La empresa emplea a más de 400 personas en todo el norte de Texas. Esos puestos de trabajo, y muchos más, están en peligro.
“No podemos permitirnos correr ese riesgo”.
Payan afirmó que es probable que Trump esté buscando obtener la máxima ventaja posible en lugar de intentar acabar con el T-MEC. Incluso si Trump anunciara su intención de rescindir el acuerdo, lo cual no ha hecho, este seguiría vigente durante otros 10 años, mientras que las negociaciones comerciales continuarían anualmente.
“Tiene otros problemas con Canadá, tiene otros problemas con Ciudad de México, así que en este momento no tiene ningún incentivo para ratificar el acuerdo”, dijo Payan.
Entre otros objetivos, Trump quiere recuperar más producción manufacturera para Estados Unidos. Ha tenido cierto éxito en ese sentido, ya que Toyota anunció recientemente que trasladaría 2.000 puestos de trabajo de Tijuana a San Antonio.
“Algunas de estas empresas se lo están tomando muy en serio y dicen: ‘¿Saben qué? Vamos a volver a ensamblar en Estados Unidos. No podemos permitirnos los aranceles ni los impuestos, y no podemos permitirnos el riesgo, independientemente del resultado del USMCA'”, dijo Brett Preston, socio gerente de la firma de bienes raíces comerciales Cushman & Wakefield PIRES de El Paso.
Pero hasta ahora, la decisión de Toyota ha sido la excepción, no la regla.
“Una de las razones o uno de los objetivos del programa económico de Trump es, por supuesto, atraer la industria manufacturera y propiciar una especie de renacimiento manufacturero en Estados Unidos”, dijo Payan. “Tras un año y medio, ya avanzado su segundo año de mandato, eso no ha sucedido. De hecho, Estados Unidos ha perdido empleos en el sector manufacturero. Las empresas están reteniendo sus inversiones”.
Esto se aprecia especialmente en el llamado Borderplex, un triángulo económico que une el oeste de Texas, el sur de Nuevo México y el estado mexicano de Chihuahua. Jerry Pacheco es presidente de la Asociación Industrial Fronteriza de Santa Teresa, Nuevo México, ubicada justo al otro lado de la frontera entre Nuevo México y Texas, frente a El Paso.
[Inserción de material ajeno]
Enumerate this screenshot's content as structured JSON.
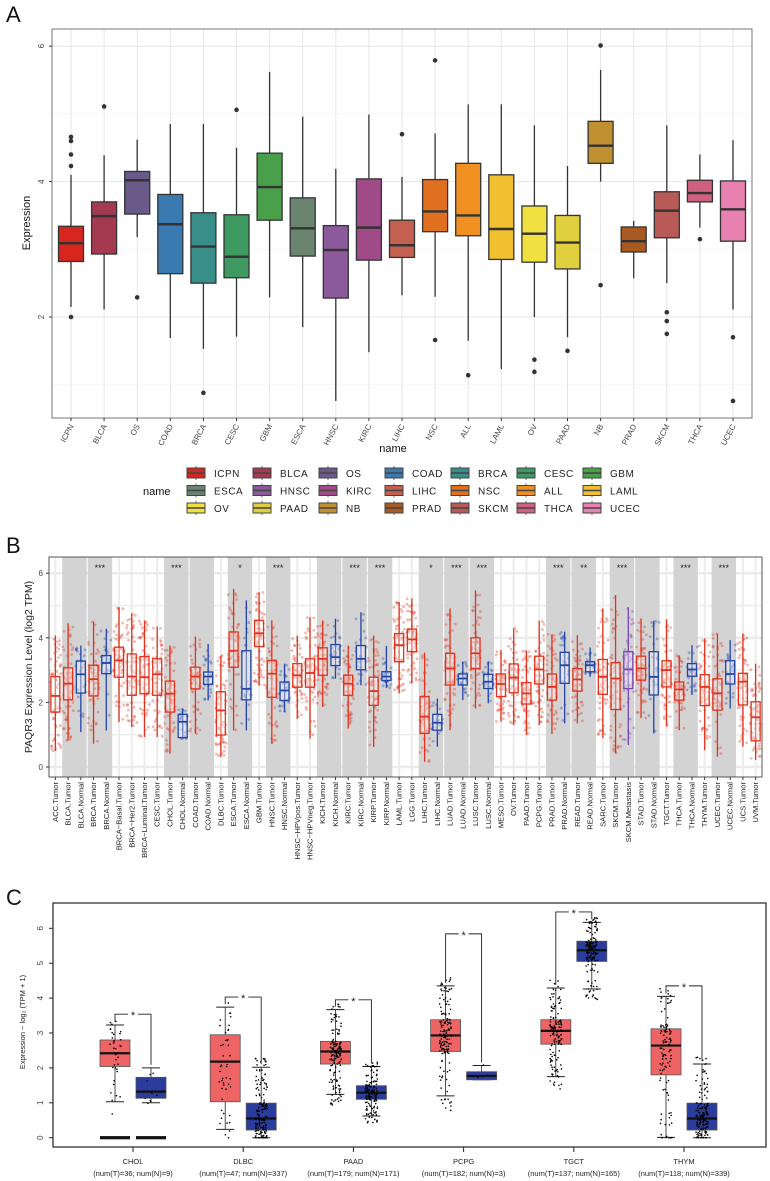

“Durante el último año, hemos tenido proyectos paralizados, empresas que habrían venido aquí pero no lo han hecho debido a la incertidumbre sobre lo que sucederá con el USMCA y a la imposición precipitada de aranceles”, dijo Pacheco. “Contratamos a un fabricante de componentes para automóviles de Taiwán que compró 30 acres para construir un campus y suministrar componentes a Tesla, pero aún no han concretado el proyecto”.
“Están perjudicando a las empresas nacionales”.
La decisión de ese proveedor de Tesla podría ser más indicativa de cómo la industria automotriz y de autopartes está respondiendo a la incertidumbre en el comercio norteamericano que lo que Toyota tiene planeado.
“Probablemente, en Texas, el sector que más lo notará será el automotriz, ya que gran parte del equipo de transporte se procesa a ambos lados de la frontera de manera simbiótica”, afirmó Tom Fullerton, profesor de economía de la Universidad de Texas en El Paso. “Se están produciendo muchos avances tecnológicos en el sector automotriz. Y estas fábricas necesitan modernizarse, se requiere nueva capacidad de producción, y muchos de esos proyectos se paralizarán”.
Es posible que esto ya esté ocurriendo. Según Cushman & Wakefield PIRES, la inversión en nuevas instalaciones de fabricación y almacenamiento está paralizada a ambos lados de la frontera.
“Se generan muchos titulares sensacionalistas cuando se habla de que las empresas mexicanas se verán perjudicadas. No, lo que perjudica a las empresas nacionales”, dijo Preston, “porque estas normas, estos aranceles o estos costos terminan afectando el margen de ganancias o el precio final para el consumidor”.